Highway Bill Would Let Companies Slash Pension Payments

Photograph by Image Source

Amid provisions for repairing bridges and easing congestion, an amendment to the Senate highway bill that is being debated today would provide relief for companies facing an onslaught of pension obligations—but could also end up putting employee retirements at risk.

As Bloomberg Businessweek reported on March 1, companies may have put $400 billion into their pension funds through 2015 to make up shortfalls. After several major companies that include United Airlines defaulted on their pensions, a law that largely took effect in 2008 gave employers a seven-year deadline to catch up on underfunded plans. It also said companies must use market-based rates of return, instead of internal estimates, to calculate how fast their contributions will grow over time. Today, with the Federal Reserve keeping interest rates at historic lows, companies must contribute more money than they did in the past to reach the same goals.
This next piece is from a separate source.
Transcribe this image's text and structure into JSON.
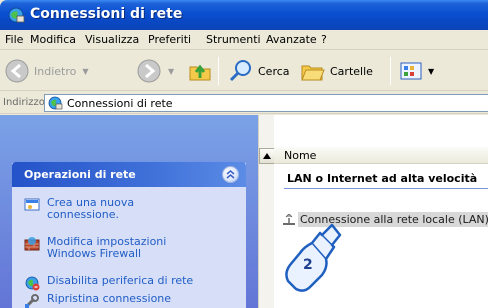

Companies want some relief, saying they could better use the cash to invest in their businesses and hire more people. The Senate highway bill amendment, which was agreed to by unanimous consent on March 7, would let companies calculate their contributions based on 10 years of corporate bond rates, instead of the current two-year requirement. That would help them because interest rates were much higher before the 2008 financial crisis. The Wall Street Journal reported that a coalition of industry players is looking to expand the calculations to a 25-year average.

In an op-ed for Bloomberg View, Roger Lowenstein, who has written a book on the problems facing pension funds, says that cutting payments reflects “short-term thinking. … Underfunding merely sustains the fiction that a plan is more viable than it is.” He says pensions may constitute a burden, but they’re a burden that companies willingly took on when they chose to offer pensions as a benefit to employees. Now, Lowenstein says, they must stand behind that obligation by keeping their plans fully funded.